Recently, I spoke to a mum of a 6-year-old boy who was feeling overwhelmed by her son’s separation anxiety. Her once active and happy-go-lucky little boy suddenly seemed full of fear and frustration. He fell apart at school drop off every morning. He refused to go to soccer. He didn’t want to play at his best friend’s house. He was clingy, cried often, and had frequent meltdowns before school. She didn’t know what to do.
Although parents are conditioned to believe that separation anxiety is a phase toddlers and preschoolers go through as they learn to separate from parents, separation anxiety can come and go as kids grow. When it affects a child’s ability to get to school or engage in normal daily activities, it is referred to as separation anxiety disorder. Many children, however, go through periods of separation anxiety without developing separation anxiety disorder.
As kids grow, they begin to understand the world around them, and that can create anxiety. Things that weren’t on their radar when they were toddlers, like house fires or car accidents, begin to feel like possibilities. Fear of separating from loved ones during the day (even if it’s just to go to school) and nighttime anxiety can spike as kids attempt to work through these complicated issues and the feelings they experience.

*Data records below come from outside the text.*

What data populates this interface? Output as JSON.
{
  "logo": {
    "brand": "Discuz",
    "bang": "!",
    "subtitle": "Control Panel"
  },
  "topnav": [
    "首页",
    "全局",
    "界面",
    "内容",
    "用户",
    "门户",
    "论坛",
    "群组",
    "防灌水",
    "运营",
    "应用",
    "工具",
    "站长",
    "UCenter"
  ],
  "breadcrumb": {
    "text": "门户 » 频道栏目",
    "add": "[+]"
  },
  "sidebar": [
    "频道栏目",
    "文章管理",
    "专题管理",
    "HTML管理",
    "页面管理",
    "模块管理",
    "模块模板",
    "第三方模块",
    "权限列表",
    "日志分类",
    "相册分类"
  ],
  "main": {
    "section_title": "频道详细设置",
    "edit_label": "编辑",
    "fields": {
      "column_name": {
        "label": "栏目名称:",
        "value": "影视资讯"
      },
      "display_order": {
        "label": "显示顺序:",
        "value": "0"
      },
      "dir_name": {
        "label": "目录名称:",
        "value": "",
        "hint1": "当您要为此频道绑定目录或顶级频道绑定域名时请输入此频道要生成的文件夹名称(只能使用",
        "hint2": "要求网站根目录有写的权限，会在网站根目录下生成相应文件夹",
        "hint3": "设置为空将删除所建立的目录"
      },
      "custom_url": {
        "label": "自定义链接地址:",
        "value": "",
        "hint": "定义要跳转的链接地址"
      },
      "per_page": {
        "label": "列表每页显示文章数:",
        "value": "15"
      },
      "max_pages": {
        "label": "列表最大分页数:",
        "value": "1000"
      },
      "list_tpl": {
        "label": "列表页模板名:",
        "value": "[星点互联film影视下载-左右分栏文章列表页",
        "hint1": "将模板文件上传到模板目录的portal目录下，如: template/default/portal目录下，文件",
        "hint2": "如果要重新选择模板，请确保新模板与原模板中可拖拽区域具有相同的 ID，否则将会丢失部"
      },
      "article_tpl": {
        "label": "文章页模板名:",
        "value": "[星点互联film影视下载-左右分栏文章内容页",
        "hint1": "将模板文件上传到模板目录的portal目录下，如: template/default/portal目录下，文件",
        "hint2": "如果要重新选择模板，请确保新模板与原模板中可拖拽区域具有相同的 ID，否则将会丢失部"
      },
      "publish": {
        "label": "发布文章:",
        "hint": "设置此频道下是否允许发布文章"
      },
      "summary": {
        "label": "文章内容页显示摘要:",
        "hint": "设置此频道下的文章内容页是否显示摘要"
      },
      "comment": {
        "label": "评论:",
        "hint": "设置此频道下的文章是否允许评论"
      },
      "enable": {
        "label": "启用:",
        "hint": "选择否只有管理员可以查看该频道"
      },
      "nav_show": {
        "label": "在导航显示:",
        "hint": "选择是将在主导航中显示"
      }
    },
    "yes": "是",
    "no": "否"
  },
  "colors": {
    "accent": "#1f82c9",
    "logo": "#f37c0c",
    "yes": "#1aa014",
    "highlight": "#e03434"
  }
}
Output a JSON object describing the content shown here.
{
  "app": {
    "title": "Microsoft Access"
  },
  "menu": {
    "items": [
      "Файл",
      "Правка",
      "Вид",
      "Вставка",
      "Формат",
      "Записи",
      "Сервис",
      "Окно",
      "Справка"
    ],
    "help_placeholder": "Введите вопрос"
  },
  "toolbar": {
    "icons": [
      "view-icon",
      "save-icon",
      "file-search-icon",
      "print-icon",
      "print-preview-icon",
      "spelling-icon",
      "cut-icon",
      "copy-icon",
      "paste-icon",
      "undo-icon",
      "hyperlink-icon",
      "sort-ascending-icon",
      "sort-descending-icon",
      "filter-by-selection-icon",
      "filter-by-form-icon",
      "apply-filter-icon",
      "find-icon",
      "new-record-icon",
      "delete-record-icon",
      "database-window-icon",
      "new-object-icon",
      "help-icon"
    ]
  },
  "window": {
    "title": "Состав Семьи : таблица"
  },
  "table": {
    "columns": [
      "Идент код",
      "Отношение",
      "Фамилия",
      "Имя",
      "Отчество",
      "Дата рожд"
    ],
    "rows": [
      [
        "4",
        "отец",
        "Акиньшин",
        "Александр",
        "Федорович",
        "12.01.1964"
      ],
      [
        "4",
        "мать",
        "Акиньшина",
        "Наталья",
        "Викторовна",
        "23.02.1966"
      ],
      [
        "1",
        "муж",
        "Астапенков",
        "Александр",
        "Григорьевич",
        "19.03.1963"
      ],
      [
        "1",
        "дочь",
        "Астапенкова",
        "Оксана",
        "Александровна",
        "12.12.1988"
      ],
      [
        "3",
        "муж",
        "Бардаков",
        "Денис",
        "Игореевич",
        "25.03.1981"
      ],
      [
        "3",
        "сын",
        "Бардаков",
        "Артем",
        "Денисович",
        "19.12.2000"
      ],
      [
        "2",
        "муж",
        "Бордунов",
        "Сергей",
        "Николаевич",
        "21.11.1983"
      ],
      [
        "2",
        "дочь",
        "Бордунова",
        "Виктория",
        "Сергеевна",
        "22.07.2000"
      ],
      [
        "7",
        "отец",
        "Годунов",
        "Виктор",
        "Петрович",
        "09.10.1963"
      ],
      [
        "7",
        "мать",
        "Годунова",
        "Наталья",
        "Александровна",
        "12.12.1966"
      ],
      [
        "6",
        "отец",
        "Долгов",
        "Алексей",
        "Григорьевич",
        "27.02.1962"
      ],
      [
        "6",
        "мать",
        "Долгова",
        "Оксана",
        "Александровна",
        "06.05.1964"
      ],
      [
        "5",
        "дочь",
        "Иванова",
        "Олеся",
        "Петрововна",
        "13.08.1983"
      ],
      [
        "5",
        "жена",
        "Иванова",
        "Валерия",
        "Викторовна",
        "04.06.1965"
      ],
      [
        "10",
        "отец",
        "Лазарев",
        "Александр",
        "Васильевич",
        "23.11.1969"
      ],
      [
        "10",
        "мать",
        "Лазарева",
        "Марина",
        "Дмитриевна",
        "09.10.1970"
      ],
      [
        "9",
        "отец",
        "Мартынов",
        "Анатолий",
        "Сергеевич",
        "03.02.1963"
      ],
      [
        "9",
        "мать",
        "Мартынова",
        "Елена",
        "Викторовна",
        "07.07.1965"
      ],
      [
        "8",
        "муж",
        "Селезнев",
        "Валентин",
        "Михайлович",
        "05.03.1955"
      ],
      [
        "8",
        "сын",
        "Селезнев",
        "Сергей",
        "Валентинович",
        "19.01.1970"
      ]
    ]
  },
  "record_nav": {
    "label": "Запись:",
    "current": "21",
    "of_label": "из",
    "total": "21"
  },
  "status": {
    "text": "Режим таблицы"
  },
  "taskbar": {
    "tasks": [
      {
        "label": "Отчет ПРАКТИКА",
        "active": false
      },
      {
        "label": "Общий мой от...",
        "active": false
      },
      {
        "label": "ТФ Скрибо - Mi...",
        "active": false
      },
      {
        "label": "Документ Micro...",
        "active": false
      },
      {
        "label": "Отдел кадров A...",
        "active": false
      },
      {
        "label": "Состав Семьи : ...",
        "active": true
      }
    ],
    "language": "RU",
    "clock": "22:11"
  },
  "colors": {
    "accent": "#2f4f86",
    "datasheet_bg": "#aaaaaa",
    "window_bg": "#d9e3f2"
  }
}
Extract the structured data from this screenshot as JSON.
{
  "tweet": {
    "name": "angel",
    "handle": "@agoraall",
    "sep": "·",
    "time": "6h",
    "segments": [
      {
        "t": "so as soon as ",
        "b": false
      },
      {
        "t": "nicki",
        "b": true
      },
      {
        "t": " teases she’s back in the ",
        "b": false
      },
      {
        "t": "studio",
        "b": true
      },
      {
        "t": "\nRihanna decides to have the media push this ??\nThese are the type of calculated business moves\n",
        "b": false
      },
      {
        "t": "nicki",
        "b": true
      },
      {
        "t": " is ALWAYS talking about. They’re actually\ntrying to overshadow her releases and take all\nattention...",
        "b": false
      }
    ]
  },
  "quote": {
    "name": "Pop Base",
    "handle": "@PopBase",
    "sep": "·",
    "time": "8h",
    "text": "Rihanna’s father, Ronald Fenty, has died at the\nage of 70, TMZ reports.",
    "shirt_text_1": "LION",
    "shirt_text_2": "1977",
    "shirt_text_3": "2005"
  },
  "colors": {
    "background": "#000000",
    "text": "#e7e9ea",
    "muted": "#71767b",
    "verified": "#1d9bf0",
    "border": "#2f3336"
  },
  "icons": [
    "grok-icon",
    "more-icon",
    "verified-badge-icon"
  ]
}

Some amount of worry and anxiety is perfectly normal and kids can learn to cope with these emotions. It’s also natural for parents to worry when kids are crying and clingy at drop off. Despite reassurances that the crying stops when kids are engaged in fun projects, it’s difficult to walk away when your child appears to be in distress.
The good news is that parents can take steps to reduce separation anxiety at any age:
1. Confront your own anxiety. Many parents feel the emotional weight of making sure their kids feel safe and secure during a big transition, such as the first day of school or staying with a new babysitter for the first time. However, it’s important to remember that kids take their cues from their parents. When parents appear to be anxious about saying goodbye, kids sense that there is something to worry about. So if you’re anxious about separating from your child, find your own support system to help ease your own fears.
2. Practice separating from your child. Begin by making a plan to stay with your child at Grandma’s house for 20 minutes and then leave for 20 minutes. This gives your child time to engage in a fun activity and warm up to being away from home. Be honest and prepare your child in advance. Say goodbye when you leave and return in exactly 20 minutes. The next time you practice, stay for a shorter amount of time and leave for a longer period. By desensitising your child to separating, he learns that he can have fun and feel safe away from his parents.
3. Create a goodbye ritual, such as a secret handshake or a butterfly kiss. Leaving the safety of mum and dad can be overwhelming, and rituals help kids because they know what to expect and when to expect it. You might also consider placing a handwritten note in your child’s lunchbox or snack bag as a reminder that you’re thinking of him. Or, put a special object from home in your child’s backpack to help ease the worry about being away all day.
4. Have a consistent routine at home. Young children are at their best when they have plenty of rest, time to play, and healthy food at mealtime. Healthy habits at home make for a more successful transition out of the home. Create bedtime routines that you and your child can easily implement every night. Make sure that your child has enough time in the morning to eat, get dressed, and attend to daily hygiene habits without the stress of hurrying. Even preschoolers can choose outfits and pack backpacks at night to make the morning routine as easy as possible.
Separation anxiety can be every bit as stressful for the parent as it is for the child. It’s difficult to say goodbye to a tearful child day after day. Take comfort in knowing that most children do adjust to their new surroundings once they internalise the routines and expectations, and it always helps to engage in extra one on one time with your child on the weekends and during holidays to reconnect and bond.